We, the audience, can see the reveal of Klara and Alfred as each other’s pen pal coming a mile off, of course, but it’s Alfred who realises sooner, leading to some amusing exchanges during the would-be dinner date they are supposed to be attending. This may not be wholly fair in the sympathy stakes, but Klara is doing her very best to maintain a superior tone with the not quite as difficult Alfred, so there’s a feeling she has the back foot coming. It’s unclear later, though, why she should have thought the music box that forms one of the picture’s early comic set pieces would then make a genuine quality gift for anyone, given her familiarity with the con-arguments to having one.
I’m admittedly not so familiar with Sullavan’s work, but by all accounts, she was a formidable presence on set (and one who largely opted out of movies a few years later in favour of stage work). It’s easy to see why she and Stewart worked together four times, though, as they have persuasive screen chemistry; you want to see them together in spite of themselves.

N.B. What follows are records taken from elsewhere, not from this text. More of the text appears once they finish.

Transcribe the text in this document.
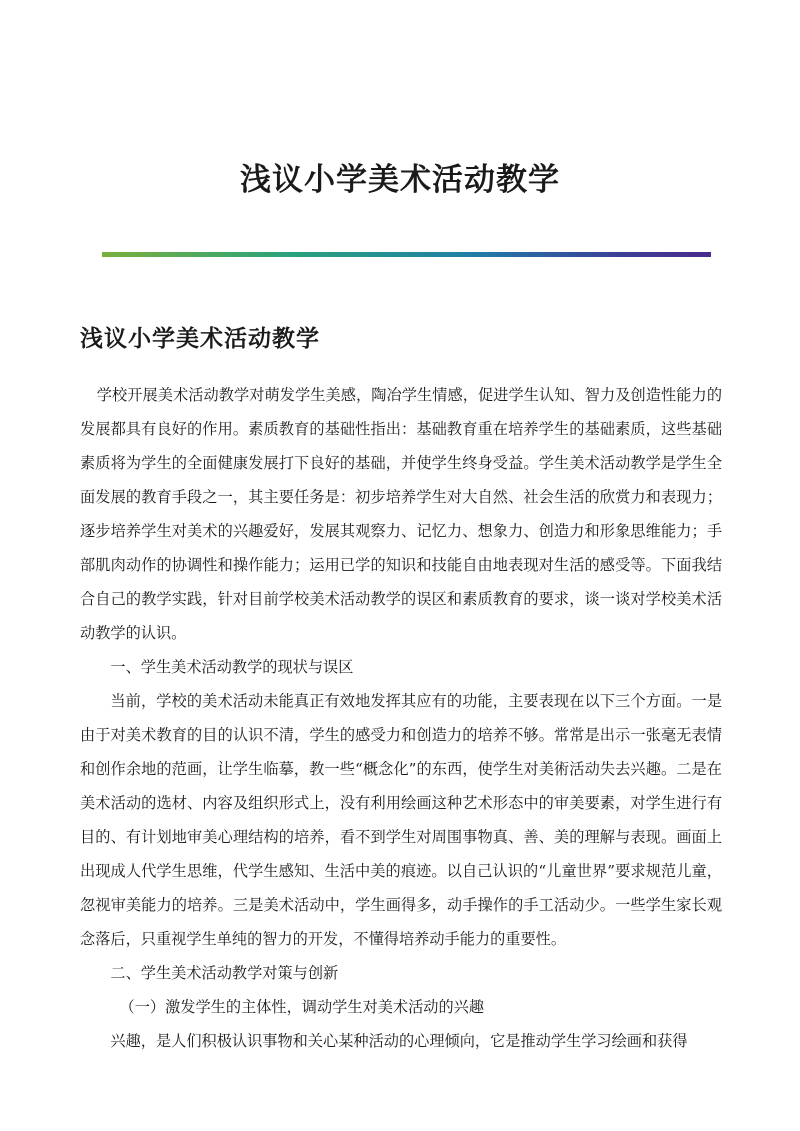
浅议小学美术活动教学
浅议小学美术活动教学

学校开展美术活动教学对萌发学生美感，陶冶学生情感，促进学生认知、智力及创造性能力的发展都具有良好的作用。素质教育的基础性指出：基础教育重在培养学生的基础素质，这些基础素质将为学生的全面健康发展打下良好的基础，并使学生终身受益。学生美术活动教学是学生全面发展的教育手段之一，其主要任务是：初步培养学生对大自然、社会生活的欣赏力和表现力；逐步培养学生对美术的兴趣爱好，发展其观察力、记忆力、想象力、创造力和形象思维能力；手部肌肉动作的协调性和操作能力；运用已学的知识和技能自由地表现对生活的感受等。下面我结合自己的教学实践，针对目前学校美术活动教学的误区和素质教育的要求，谈一谈对学校美术活动教学的认识。

一、学生美术活动教学的现状与误区

当前，学校的美术活动未能真正有效地发挥其应有的功能，主要表现在以下三个方面。一是由于对美术教育的目的认识不清，学生的感受力和创造力的培养不够。常常是出示一张毫无表情和创作余地的范画，让学生临摹，教一些“概念化”的东西，使学生对美術活动失去兴趣。二是在美术活动的选材、内容及组织形式上，没有利用绘画这种艺术形态中的审美要素，对学生进行有目的、有计划地审美心理结构的培养，看不到学生对周围事物真、善、美的理解与表现。画面上出现成人代学生思维，代学生感知、生活中美的痕迹。以自己认识的“儿童世界”要求规范儿童，忽视审美能力的培养。三是美术活动中，学生画得多，动手操作的手工活动少。一些学生家长观念落后，只重视学生单纯的智力的开发，不懂得培养动手能力的重要性。

二、学生美术活动教学对策与创新

（一）激发学生的主体性，调动学生对美术活动的兴趣

兴趣，是人们积极认识事物和关心某种活动的心理倾向，它是推动学生学习绘画和获得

So what has all this got to do with The Shining? I have no idea why the Overlook Hotel’s most haunted room should be the same number as Klara’s PO Box – 237 – but you can bet Kubrick knew about it. The Shop Around the Corner is a Christmas movie, of course, as I may have mentioned, and it boasts some highly appropriate, mood-setting flurrying snow in its urban centre.
Pauline Kael called it “Close to perfection – one of the most beautifully acted and paced romantic comedies ever made in this country” and it’s difficult to argue with the skilful telling, playing and direction. The Shop Around the Corner is certainly vastly more charming than the one with Tom and Meg.